"...One man’s journey through the turbulent, unpredictable and ruthless business world of the ‘Thatcher Revolution’."

From its opening setting of the innocence of university life to the closing satisfaction of cold, hard business dealing, ‘Making It’ takes you on one man’s journey through the turbulent, unpredictable and ruthless business world of the ‘Thatcher Revolution’.
Laurie Walker’s trauma of almost failing his degree, and a subsequently volatile encounter with the gay scene in Barcelona, sets the scene for his education beyond anything that academia could have taught him.
This is a journey through the social and economic upheaval of the 1980s and 1990s in a cutthroat business world where sharks lurk at every corner waiting for the unwary novice. Mark Edmondson’s portrayals of Chas Wray as the tycoon bully-boy and Laurie Walker as his unwitting victim are sharp, entrancing, and financially brutal.
The dual plotlines, converging inexorably, are a hark-back to the days when deregulation was the byword of the Tory government of the time.
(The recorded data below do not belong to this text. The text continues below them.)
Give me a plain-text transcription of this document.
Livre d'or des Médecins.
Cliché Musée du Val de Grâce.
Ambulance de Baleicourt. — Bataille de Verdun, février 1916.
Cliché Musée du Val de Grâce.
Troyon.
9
This, however, is no textbook, despite Mr Edmondson clearly researched business terminology and logic. Set in the same tone as Eliyahu Goldratt’s ‘The Goal’, the novel pulls at the emotions as you travel, along with Laurie, down his road to business, financial, and personal destiny.
Being an accountant, the book ‘spoke’ to me in terms with which I have been familiar for over thirty years, and yet its language is set very much in layman’s terms. Short, punchy chapters will have you racing to the end as the plot quickens with each page.
Highly recommended.
A review by Neal James, author of several crime detective novels.